Chapter 3. Managing Users and Groups

The control of users and groups is a core element of Red Hat Enterprise Linux system administration. This chapter explains how to add, manage, and delete users and groups in the graphical user interface and on the command line, and covers advanced topics, such as creating group directories.

3.1. Introduction to Users and Groups

While users can be either people (meaning accounts tied to physical users) or accounts that exist for specific applications to use, groups are logical expressions of organization, tying users together for a common purpose. Users within a group share the same permissions to read, write, or execute files owned by that group.
Each user is associated with a unique numerical identification number called a user ID (UID). Likewise, each group is associated with a group ID (GID). A user who creates a file is also the owner and group owner of that file. The file is assigned separate read, write, and execute permissions for the owner, the group, and everyone else. The file owner can be changed only by root, and access permissions can be changed by both the root user and file owner.
Additionally, Red Hat Enterprise Linux supports access control lists (ACLs) for files and directories which allow permissions for specific users outside of the owner to be set. For more information about this feature, see Chapter 4, Access Control Lists.

Reserved User and Group IDs

Red Hat Enterprise Linux reserves user and group IDs below 1000 for system users and groups. By default, the User Manager does not display the system users. Reserved user and group IDs are documented in the setup package. To view the documentation, use this command:
cat /usr/share/doc/setup*/uidgid
The recommended practice is to assign non-reserved IDs starting at 5,000, as the reserved range can increase in the future. To make the IDs assigned to new users by default start at 5,000, change the UID_MIN and GID_MIN directives in the /etc/login.defs file:
[file contents truncated]
UID_MIN                  5000
[file contents truncated]
GID_MIN                  5000
[file contents truncated]

Note

For users created before you changed UID_MIN and GID_MIN directives, UIDs will still start at the default 1000.
Even with new user and group IDs beginning with 5,000, it is recommended not to raise IDs reserved by the system above 1000 to avoid conflict with systems that retain the 1000 limit.

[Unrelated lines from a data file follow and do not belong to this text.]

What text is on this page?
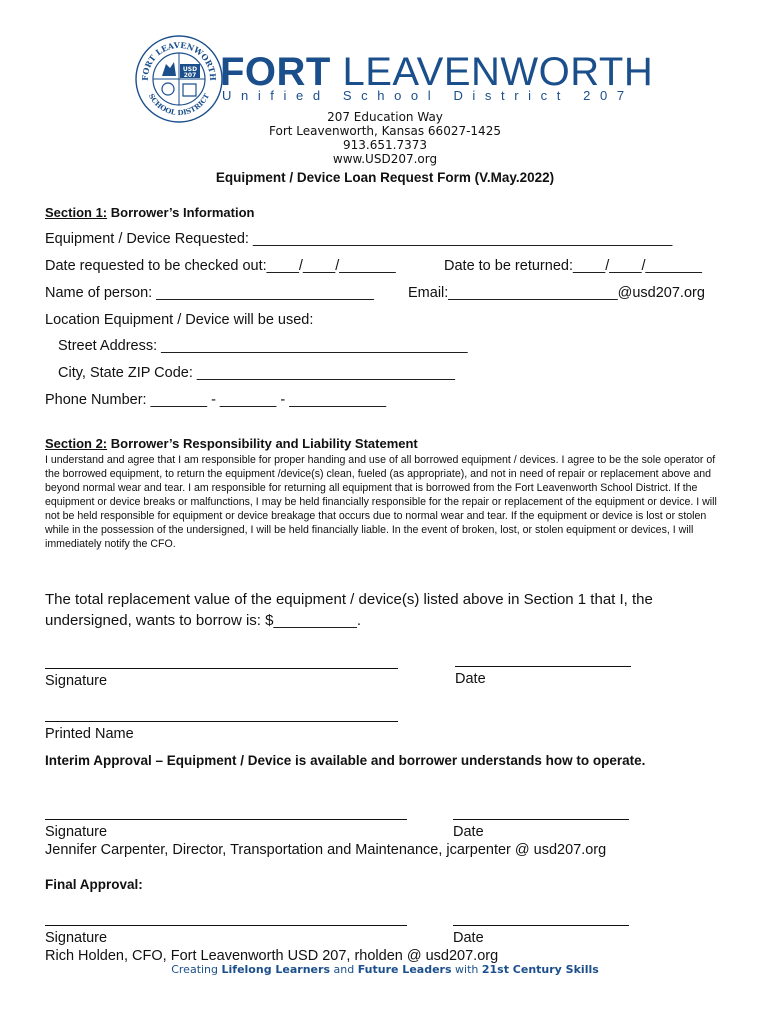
FORT LEAVENWORTH
SCHOOL DISTRICT
USD
207 FORT LEAVENWORTH
Unified School District 207
207 Education Way
Fort Leavenworth, Kansas 66027-1425
913.651.7373
www.USD207.org
Equipment / Device Loan Request Form (V.May.2022)
Section 1: Borrower’s Information
Equipment / Device Requested: ____________________________________________________
Date requested to be checked out:____/____/_______	Date to be returned:____/____/_______
Name of person: ___________________________ Email:_____________________@usd207.org
Location Equipment / Device will be used:
Street Address: ______________________________________
City, State ZIP Code: ________________________________
Phone Number: _______ - _______ - ____________
Section 2: Borrower’s Responsibility and Liability Statement
I understand and agree that I am responsible for proper handing and use of all borrowed equipment / devices. I agree to be the sole operator of the borrowed equipment, to return the equipment /device(s) clean, fueled (as appropriate), and not in need of repair or replacement above and beyond normal wear and tear. I am responsible for returning all equipment that is borrowed from the Fort Leavenworth School District. If the equipment or device breaks or malfunctions, I may be held financially responsible for the repair or replacement of the equipment or device. I will not be held responsible for equipment or device breakage that occurs due to normal wear and tear. If the equipment or device is lost or stolen while in the possession of the undersigned, I will be held financially liable. In the event of broken, lost, or stolen equipment or devices, I will immediately notify the CFO.
The total replacement value of the equipment / device(s) listed above in Section 1 that I, the undersigned, wants to borrow is: $__________.
Signature	Date
Printed Name
Interim Approval – Equipment / Device is available and borrower understands how to operate.
Signature	Date
Jennifer Carpenter, Director, Transportation and Maintenance, jcarpenter @ usd207.org
Final Approval:
Signature	Date
Rich Holden, CFO, Fort Leavenworth USD 207, rholden @ usd207.org
Creating Lifelong Learners and Future Leaders with 21st Century Skills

3.1.1. User Private Groups

Red Hat Enterprise Linux uses a user private group (UPG) scheme, which makes UNIX groups easier to manage. A user private group is created whenever a new user is added to the system. It has the same name as the user for which it was created and that user is the only member of the user private group.
User private groups make it safe to set default permissions for a newly created file or directory, allowing both the user and the group of that user to make modifications to the file or directory.
The setting which determines what permissions are applied to a newly created file or directory is called a umask and is configured in the /etc/bashrc file. Traditionally on UNIX-based systems, the umask is set to 022, which allows only the user who created the file or directory to make modifications. Under this scheme, all other users, including members of the creator's group, are not allowed to make any modifications. However, under the UPG scheme, this group protection is not necessary since every user has their own private group. See Section 3.3.4, “Setting Default Permissions for New Files Using umask for more information.
A list of all groups is stored in the /etc/group configuration file.

3.1.2. Shadow Passwords

In environments with multiple users, it is very important to use shadow passwords provided by the shadow-utils package to enhance the security of system authentication files. For this reason, the installation program enables shadow passwords by default.
The following is a list of the advantages shadow passwords have over the traditional way of storing passwords on UNIX-based systems:
  • Shadow passwords improve system security by moving encrypted password hashes from the world-readable /etc/passwd file to /etc/shadow, which is readable only by the root user.
  • Shadow passwords store information about password aging.
  • Shadow passwords allow to enforce some of the security policies set in the /etc/login.defs file.
Most utilities provided by the shadow-utils package work properly whether or not shadow passwords are enabled. However, since password aging information is stored exclusively in the /etc/shadow file, some utilities and commands do not work without first enabling shadow passwords:
  • The chage utility for setting password-aging parameters. For details, see the Password Security section in the Red Hat Enterprise Linux 7 Security Guide.
  • The gpasswd utility for administrating the /etc/group file.
  • The usermod command with the -e, --expiredate or -f, --inactive option.
  • The useradd command with the -e, --expiredate or -f, --inactive option.